Bir diğer faktör de hava topları… Edgar Ie çok uzun boylu bir stoper değil. Berat Özdemir pozisyonuna göre fizikli ancak yüksek top sayıları fazla değil. Emsal olması açısından bir kıyaslama yapalım. Whoscored verilerine göre geçen yıl Josef de Souza, maç başına Berat Özdemir’in neredeyse 2 katı hava topu kazandı.
Bu faktörler, rakip takımlara doğrudan iki opsiyon açıyor: Trabzonspor orta sahasına karşı hızlı çıkabilir ve uzun boylu forvetlerinizi topla buluşturabilirsiniz.
Ayrıca ekibin stoper rotasyonunda sayısal eksiklik de bulunuyor.
Spor basınında Abdullah Avcı’nın istediği oyuncular arasında stoper özellikli 6 numara ya da 6 numara özellikli stoperler bulunuyor. Bunun sebebinin bahsi geçen faktörler olduğunu düşünüyorum.
Kontratak ve duran top tehdidi artabilir mi?
Whoscored verilerine göre Trabzonspor, geçen yıl hem duran toplardan hem de kontrataklar üzerinden bulduğu gol sayısında ligde 13. sırada konumlandı.
Abdullah Avcı’nın ekibi, Molde maçında iki duran top golü buldu ve bu goller dışında da etkinlik gösterdi. Zaten hava toplarında iyi durumda olan Vitor Hugo’nun yanında Djaniny’nin varlığı ve Nwakaeme’nin de bu aksiyonlara dahil edilmesi gücü artıran etmenler.
Takımda Bakasetas ve Hamsik gibi iki etkili duran top ayağı bulunuyor. Cornelius hamlesi sonrası stoper/6 numara transferlerinin de hava toplarında etkili isimlerden seçilmesi durumunda bu yolla bulunan gol sayısı artabilir.
Gervinho’nun şu ana kadar çizdiği görüntü patlayıcı gücünün yerinde olduğu yönünde. Fildişili yıldız, Trabzonspor için bir kontratak kapısı açabilir. Sağlıklı kaldığı takdirde Abdülkadir Ömür de bu şansı doğurabilir.
Soru işaretleri
Biraz da yazar görüşüyle potansiyel soru işaretlerine vurgu yapalım.

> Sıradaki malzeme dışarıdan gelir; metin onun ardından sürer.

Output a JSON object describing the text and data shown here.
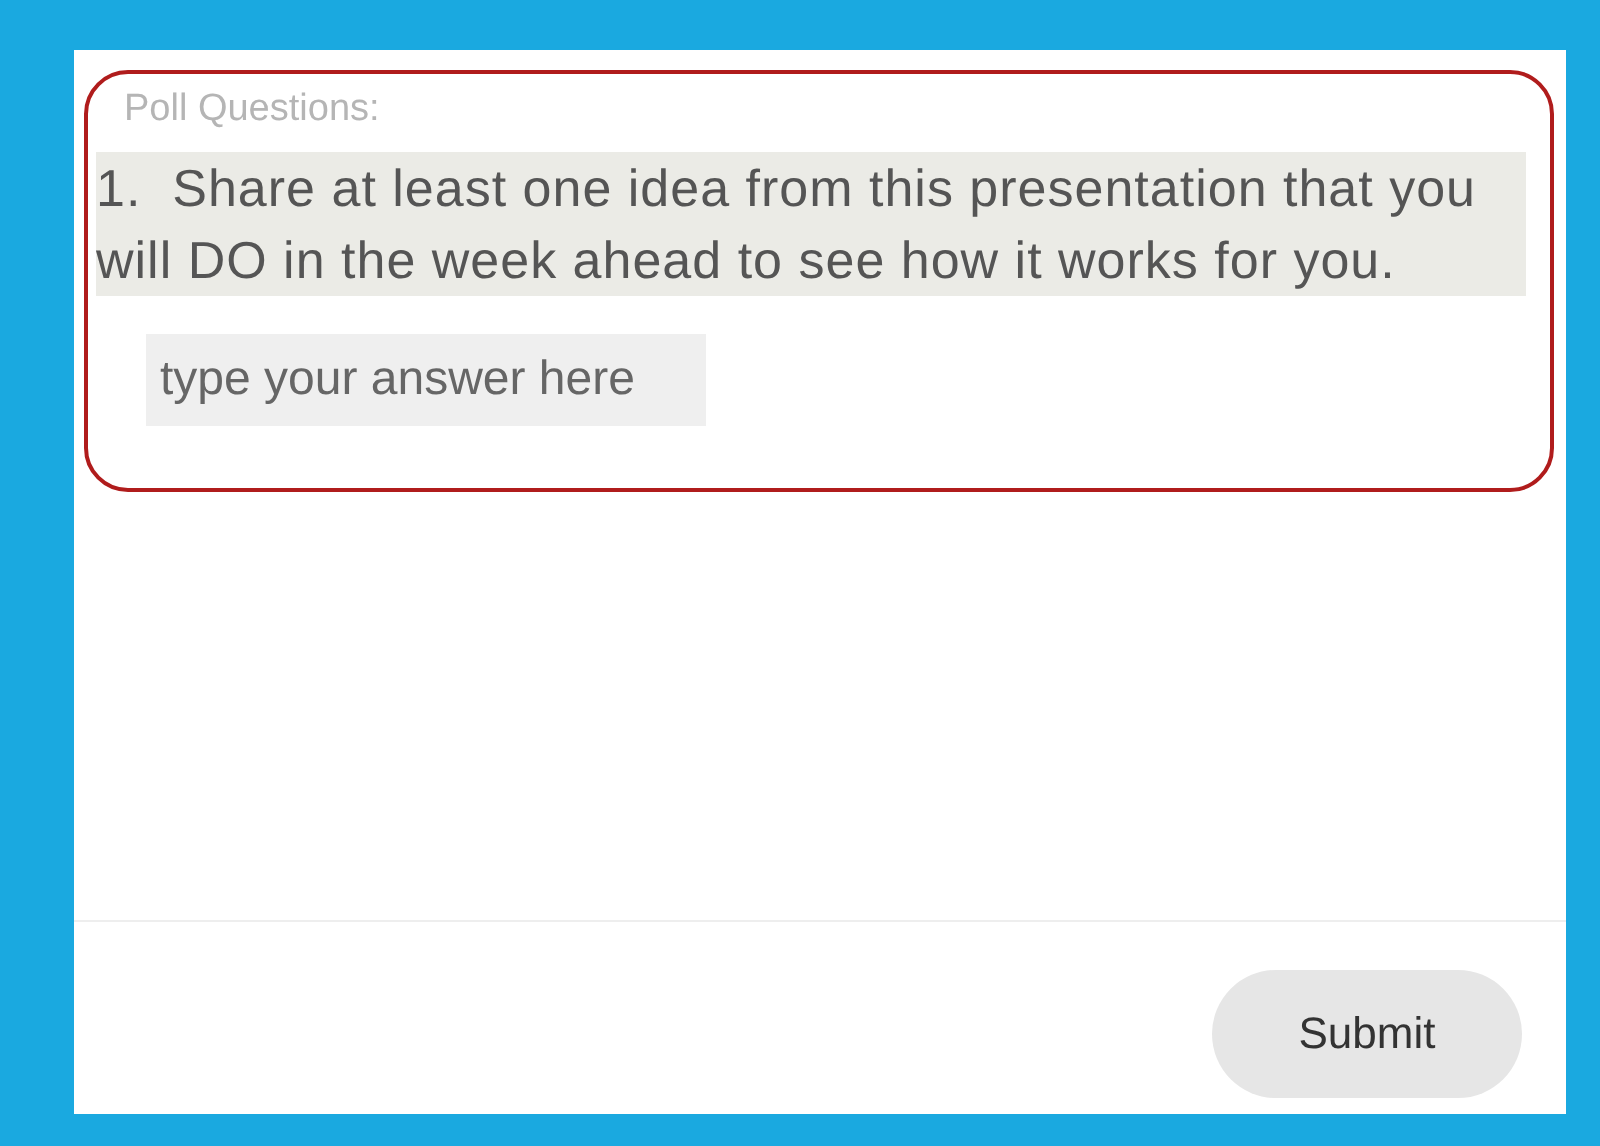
{
  "poll": {
    "heading": "Poll Questions:",
    "question": "1.  Share at least one idea from this presentation that you will DO in the week ahead to see how it works for you.",
    "answer": {
      "placeholder": "type your answer here"
    }
  },
  "buttons": [
    "Submit"
  ]
}
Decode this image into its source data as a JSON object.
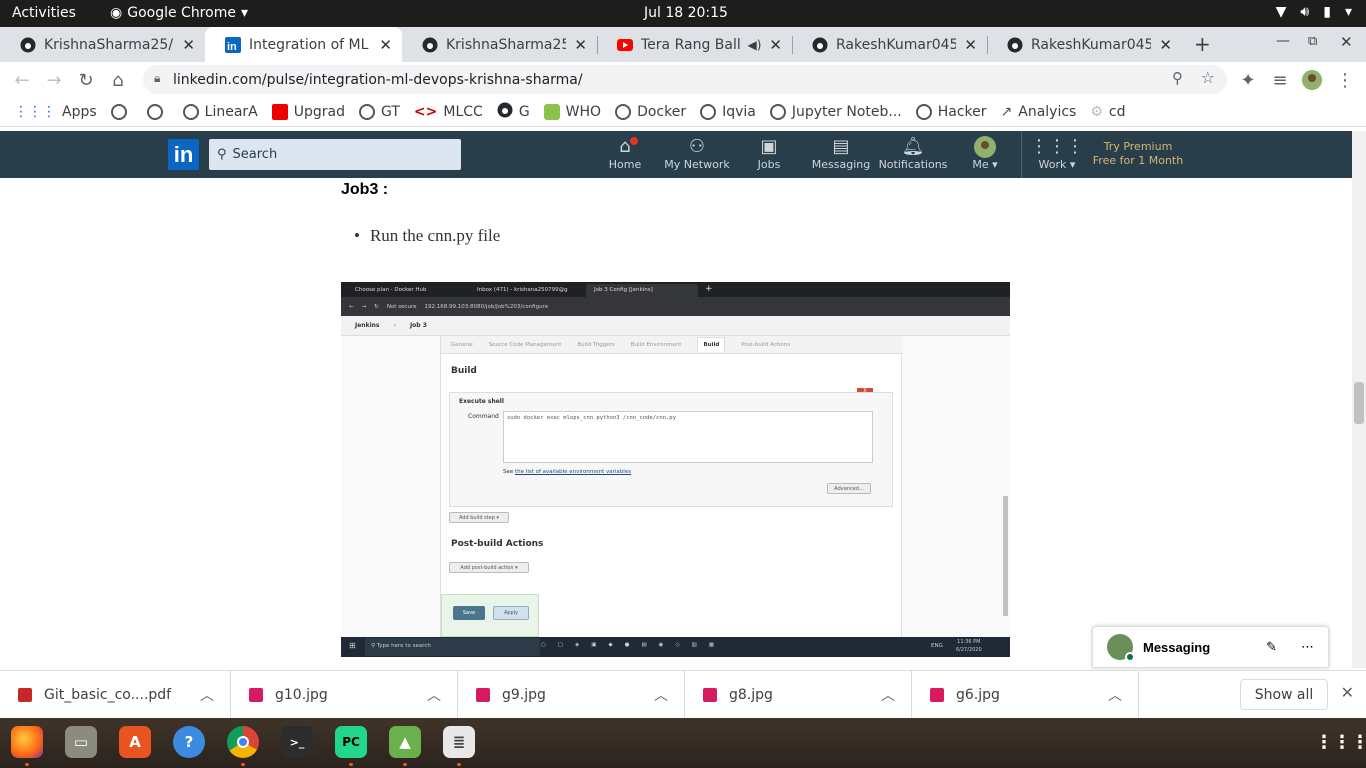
{
  "system": {
    "activities": "Activities",
    "app_name": "Google Chrome",
    "clock": "Jul 18  20:15"
  },
  "tabs": [
    {
      "title": "KrishnaSharma25/N",
      "icon": "github-icon"
    },
    {
      "title": "Integration of ML a",
      "icon": "linkedin-icon",
      "active": true
    },
    {
      "title": "KrishnaSharma25/C",
      "icon": "github-icon"
    },
    {
      "title": "Tera Rang Balle",
      "icon": "youtube-icon"
    },
    {
      "title": "RakeshKumar045/D",
      "icon": "github-icon"
    },
    {
      "title": "RakeshKumar045/N",
      "icon": "github-icon"
    }
  ],
  "omnibox": {
    "url": "linkedin.com/pulse/integration-ml-devops-krishna-sharma/"
  },
  "bookmarks": [
    {
      "label": "Apps"
    },
    {
      "label": ""
    },
    {
      "label": ""
    },
    {
      "label": "LinearA"
    },
    {
      "label": "Upgrad"
    },
    {
      "label": "GT"
    },
    {
      "label": "MLCC"
    },
    {
      "label": "G"
    },
    {
      "label": "WHO"
    },
    {
      "label": "Docker"
    },
    {
      "label": "Iqvia"
    },
    {
      "label": "Jupyter Noteb..."
    },
    {
      "label": "Hacker"
    },
    {
      "label": "Analyics"
    },
    {
      "label": "cd"
    }
  ],
  "linkedin": {
    "search_placeholder": "Search",
    "nav": [
      {
        "label": "Home"
      },
      {
        "label": "My Network"
      },
      {
        "label": "Jobs"
      },
      {
        "label": "Messaging"
      },
      {
        "label": "Notifications"
      },
      {
        "label": "Me"
      },
      {
        "label": "Work"
      }
    ],
    "premium": "Try Premium Free for 1 Month"
  },
  "article": {
    "heading": "Job3 :",
    "bullet": "Run the cnn.py file"
  },
  "embedded": {
    "tabs": [
      "Choose plan - Docker Hub",
      "Inbox (471) - krishana250799@g",
      "Job 3 Config [Jenkins]"
    ],
    "address": "192.168.99.103:8080/job/Job%203/configure",
    "not_secure": "Not secure",
    "breadcrumb": [
      "Jenkins",
      "Job 3"
    ],
    "config_tabs": [
      "General",
      "Source Code Management",
      "Build Triggers",
      "Build Environment",
      "Build",
      "Post-build Actions"
    ],
    "build_heading": "Build",
    "execute_shell": "Execute shell",
    "command_label": "Command",
    "command": "sudo docker exec mlops_cnn python3 /cnn_code/cnn.py",
    "env_link_prefix": "See",
    "env_link": "the list of available environment variables",
    "advanced": "Advanced...",
    "add_build_step": "Add build step",
    "post_build_heading": "Post-build Actions",
    "add_post_build": "Add post-build action",
    "save": "Save",
    "apply": "Apply",
    "taskbar_search": "Type here to search",
    "taskbar_time": "11:36 PM",
    "taskbar_date": "6/27/2020",
    "taskbar_lang": "ENG"
  },
  "messaging": {
    "title": "Messaging"
  },
  "downloads": [
    {
      "name": "Git_basic_co....pdf",
      "type": "pdf"
    },
    {
      "name": "g10.jpg",
      "type": "image"
    },
    {
      "name": "g9.jpg",
      "type": "image"
    },
    {
      "name": "g8.jpg",
      "type": "image"
    },
    {
      "name": "g6.jpg",
      "type": "image"
    }
  ],
  "downloads_show_all": "Show all",
  "dock": [
    "firefox-icon",
    "files-icon",
    "software-icon",
    "help-icon",
    "chrome-icon",
    "terminal-icon",
    "pycharm-icon",
    "image-viewer-icon",
    "text-editor-icon"
  ]
}
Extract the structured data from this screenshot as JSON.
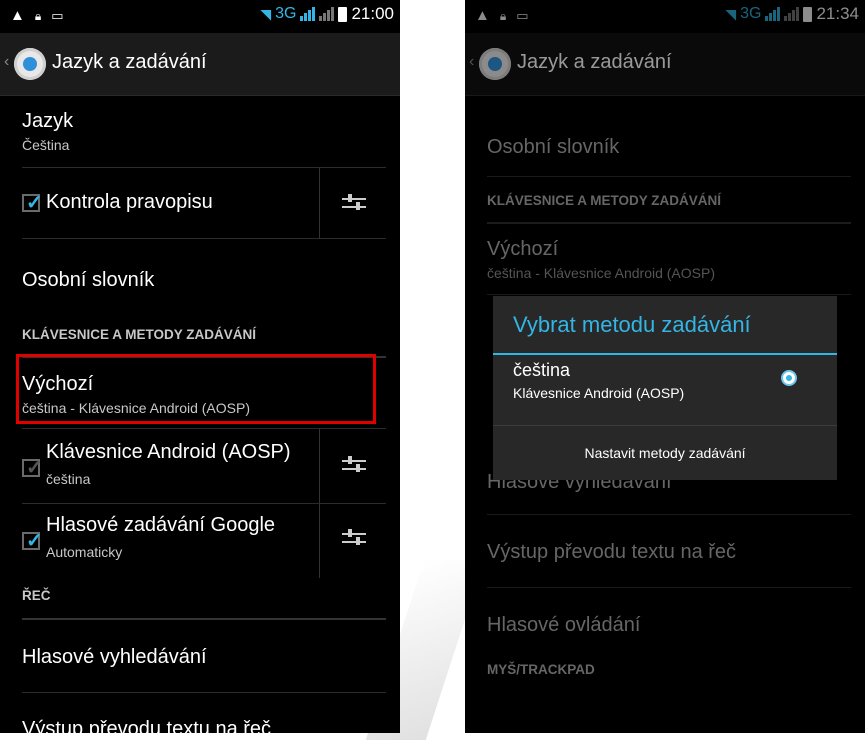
{
  "left": {
    "status": {
      "network": "3G",
      "time": "21:00"
    },
    "actionbar": {
      "title": "Jazyk a zadávání"
    },
    "items": {
      "jazyk": {
        "title": "Jazyk",
        "summary": "Čeština"
      },
      "kontrola": {
        "title": "Kontrola pravopisu",
        "checked": true
      },
      "slovnik": {
        "title": "Osobní slovník"
      },
      "category_keyboards": "KLÁVESNICE A METODY ZADÁVÁNÍ",
      "vychozi": {
        "title": "Výchozí",
        "summary": "čeština - Klávesnice Android (AOSP)"
      },
      "aosp": {
        "title": "Klávesnice Android (AOSP)",
        "summary": "čeština",
        "checked": true
      },
      "google_voice": {
        "title": "Hlasové zadávání Google",
        "summary": "Automaticky",
        "checked": true
      },
      "category_speech": "ŘEČ",
      "voice_search": {
        "title": "Hlasové vyhledávání"
      },
      "tts": {
        "title": "Výstup převodu textu na řeč"
      }
    },
    "highlight_color": "#e00000"
  },
  "right": {
    "status": {
      "network": "3G",
      "time": "21:34"
    },
    "actionbar": {
      "title": "Jazyk a zadávání"
    },
    "items": {
      "slovnik": {
        "title": "Osobní slovník"
      },
      "category_keyboards": "KLÁVESNICE A METODY ZADÁVÁNÍ",
      "vychozi": {
        "title": "Výchozí",
        "summary": "čeština - Klávesnice Android (AOSP)"
      },
      "voice_search": {
        "title": "Hlasové vyhledávání"
      },
      "tts": {
        "title": "Výstup převodu textu na řeč"
      },
      "voice_control": {
        "title": "Hlasové ovládání"
      },
      "category_mouse": "MYŠ/TRACKPAD"
    },
    "dialog": {
      "title": "Vybrat metodu zadávání",
      "option_title": "čeština",
      "option_subtitle": "Klávesnice Android (AOSP)",
      "option_selected": true,
      "button": "Nastavit metody zadávání"
    }
  },
  "accent_color": "#33b5e5"
}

Üzerinde bolca durduk. Marek Hamsik, orta sahayı paylaştığı üyeler de profil olarak ‘yük taşıyıcı’ isimler değilken fizik gücünü bütün sezona yayabilecek mi?
Trabzonspor, yapacağı takviyeler sonrası 8 yabancı kuralını da göz önüne alarak beklerinin ve orta sahalarının doğurabileceği savunma zaafını kapatabilecek mi?
Kritik bir eşik var. Hücum hattına ayrıştırıcı bir tarz katan Djaniny kalacak mı?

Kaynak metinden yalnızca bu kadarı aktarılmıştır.